Pesca de tarrafa no Rio Mampituba |
Torres, um dos antigos
núcleos de povoamento do Estado, inicialmente tinha uma arquitetura
extremamente pobre, constituída de casebres de barro ou ramos cobertos de palha
ou folhas de palmeira. Em seguida começaram a surgir exemplares típicos da arquitetura
colonial brasileira, de influência barroca portuguesa, com casas construídas de
taipa ou pedra e cobertas com telhas. Quando se iniciou a exploração turística
no começo do século XX foram construídos diversos prédios novos, entre hotéis e
residências de verão para famílias abastadas de Porto Alegre e do interior do Estado, estas muitas vezes de madeira
e com requintes decorativos como lambrequins e balaustradas.

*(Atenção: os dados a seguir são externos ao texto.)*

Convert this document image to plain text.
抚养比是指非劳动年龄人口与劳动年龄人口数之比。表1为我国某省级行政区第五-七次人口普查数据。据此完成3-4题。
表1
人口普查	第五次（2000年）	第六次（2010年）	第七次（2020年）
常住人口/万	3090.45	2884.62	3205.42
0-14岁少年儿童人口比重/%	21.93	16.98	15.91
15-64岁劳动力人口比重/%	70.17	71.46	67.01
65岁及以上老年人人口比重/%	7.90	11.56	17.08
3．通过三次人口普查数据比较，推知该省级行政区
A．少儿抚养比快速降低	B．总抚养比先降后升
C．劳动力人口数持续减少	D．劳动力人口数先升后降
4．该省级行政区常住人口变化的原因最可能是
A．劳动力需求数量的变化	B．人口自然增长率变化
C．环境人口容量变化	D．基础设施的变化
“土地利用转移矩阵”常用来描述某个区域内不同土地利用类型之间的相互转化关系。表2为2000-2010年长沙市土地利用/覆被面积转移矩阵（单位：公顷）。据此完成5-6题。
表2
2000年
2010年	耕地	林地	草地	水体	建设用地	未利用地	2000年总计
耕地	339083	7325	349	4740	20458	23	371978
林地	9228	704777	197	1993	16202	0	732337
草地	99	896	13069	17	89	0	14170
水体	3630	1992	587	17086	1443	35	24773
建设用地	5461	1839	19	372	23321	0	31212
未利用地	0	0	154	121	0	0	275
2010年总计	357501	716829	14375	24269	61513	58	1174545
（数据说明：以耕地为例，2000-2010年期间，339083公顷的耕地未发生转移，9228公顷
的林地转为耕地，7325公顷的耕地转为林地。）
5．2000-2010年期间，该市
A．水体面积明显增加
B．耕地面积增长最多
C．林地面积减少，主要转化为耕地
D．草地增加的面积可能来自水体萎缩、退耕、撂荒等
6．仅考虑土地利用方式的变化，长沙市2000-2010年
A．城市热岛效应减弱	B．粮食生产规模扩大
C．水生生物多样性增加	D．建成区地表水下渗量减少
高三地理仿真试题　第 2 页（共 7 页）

Enquanto o turismo
trouxe progresso e crescimento, tornando a cidade um polo estadual para eventos,
festas, competições esportivas, espetáculos e outras atrações, trouxe também sérios
problemas para o meio ambiente e a cultura tradicional. Antes coberta pela Mata Atlântica, ali de biodiversidade especialmente
rica pela variedade de ambientes criados pela geografia complexa da área, hoje tem
este patrimônio natural severamente ameaçado e muito reduzido, com poucas áreas
preservadas, já tendo perdido muitas espécies e estando outras tantas em perigo.
Pescadores no Rio Mampituba |
Torres compartilha com toda a
região do Litoral Norte do Estado
diversos costumes tradicionais, a começar pelos hábitos típicos da comunidade
pesqueira, com suas técnicas e materiais antigos, que ainda sobrevivem
principalmente entre os pescadores mais velhos, produzindo artesanalmente suas redes
e barcos, mantendo seus conhecimentos e interpretações tradicionais sobre o mar,
os fenômenos do clima e os peixes, e preservando uma série de práticas como a de
fazer promessas e benzeduras antes de sair à pesca, ou usando amuletos.